Sigara nedir? Sartre’ın birini yakıp birini söndürdüğü ağız aparatıdır, doktoru uyardığında bacaklarından olacağını öğrenmesinin ardından korkuya kapılan Sartre nihayet içmemeye karar verir ama vermez de, Simon de Beauvoir’nın anlattığına göre hayatındaki amaçlarından birinin sigara içmek olduğunu laf arasına sıkıştırmış Sartre. Hiçliğe dokunuyor, bir sigaralık varlık, külle hiçlik, mülkiyetsizlik aynı zamanda, sigara sahip olunabilecek bir şey değil. Makine sigarası değil bu arada mevzu, tütün sarmaktan bahsediliyor. Tütün sarmanın kendine özgü ritüeli oldukça kişisel, sigara süresince zamanın donması yine kişiselleştirilebilir, kısacası kendimize ait bir zamanımız, bir yaşamımız vardır sigara yandığı müddetçe, hiç o kadar kendimiz olmamışızdır desem o kadar kendi olup da sigara içmeyen kim varsa bir de sigarayla denemelerini istesem onu, muhtemelen sigara içmeyerek en iyisini yapacaklardır, zaten bu kıytırık bir teselli de olabilir içenler için, sigara içiyoruz da kendi zamanımıza kavuşuyoruz?
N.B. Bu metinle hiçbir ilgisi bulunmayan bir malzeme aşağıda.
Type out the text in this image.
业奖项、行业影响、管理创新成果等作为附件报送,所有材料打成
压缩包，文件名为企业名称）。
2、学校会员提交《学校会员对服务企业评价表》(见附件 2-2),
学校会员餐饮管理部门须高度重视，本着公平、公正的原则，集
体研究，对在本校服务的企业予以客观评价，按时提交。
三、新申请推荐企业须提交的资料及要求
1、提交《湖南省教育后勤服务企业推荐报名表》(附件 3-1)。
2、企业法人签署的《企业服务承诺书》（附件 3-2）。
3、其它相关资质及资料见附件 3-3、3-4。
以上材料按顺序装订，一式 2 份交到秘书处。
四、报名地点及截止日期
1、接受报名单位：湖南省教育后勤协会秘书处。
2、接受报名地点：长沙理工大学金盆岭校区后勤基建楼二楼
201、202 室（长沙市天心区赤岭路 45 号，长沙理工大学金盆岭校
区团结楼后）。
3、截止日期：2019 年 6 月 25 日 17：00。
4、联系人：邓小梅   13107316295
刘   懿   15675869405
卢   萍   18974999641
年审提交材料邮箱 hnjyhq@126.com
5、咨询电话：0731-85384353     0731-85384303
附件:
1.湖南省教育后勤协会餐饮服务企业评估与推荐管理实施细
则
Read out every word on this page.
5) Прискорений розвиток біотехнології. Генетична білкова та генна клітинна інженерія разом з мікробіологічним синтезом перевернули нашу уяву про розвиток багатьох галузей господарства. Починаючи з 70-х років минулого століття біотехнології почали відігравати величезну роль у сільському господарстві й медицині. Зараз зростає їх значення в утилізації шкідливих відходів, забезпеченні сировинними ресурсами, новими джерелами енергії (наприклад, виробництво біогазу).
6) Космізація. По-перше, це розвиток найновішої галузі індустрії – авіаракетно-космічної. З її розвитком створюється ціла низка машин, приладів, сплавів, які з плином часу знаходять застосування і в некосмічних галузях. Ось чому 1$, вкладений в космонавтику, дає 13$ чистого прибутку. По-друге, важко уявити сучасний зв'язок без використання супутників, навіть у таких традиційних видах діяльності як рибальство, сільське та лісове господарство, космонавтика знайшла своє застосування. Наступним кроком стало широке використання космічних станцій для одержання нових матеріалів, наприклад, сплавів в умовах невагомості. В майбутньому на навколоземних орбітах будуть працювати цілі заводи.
Üfürükten bir şey. Değil de, zaten meselenin zortladığı nokta tam burası, öylesine zararlı, verimsiz, amaçsız bir şeydir ki yaşamın tek amacı, tam anlamı olabilir, yararlılık ilkesinin olmamasının yanında mutlak zararı vardır ama yaşam da kendi hızıyla ölüme taşır insanı, sigara da, psikolojimiz bunları kafada çorba yaparsa sigarayı yaşamla denkleyebilir. “Bu tutkunun, besbelli yararcılıktan uzak mantığı, estetiğe daha yakın düşer. Sigara içmek, Kant’sı bir sanat yapıtı gibi hiçbir amaca hizmet etmez, kendi dışında hiçbir ereği yoktur. Parnasçı şair Banville, kendi estetik ideolojisini çok andıran bir görüşle ‘sigara, sigara içindir’ türü bir kuram geliştirir gibidir.” (s. 65) Çok saçma bulup yapmayacağım, içime de dert olacak espri: “sigara sigara içindir”.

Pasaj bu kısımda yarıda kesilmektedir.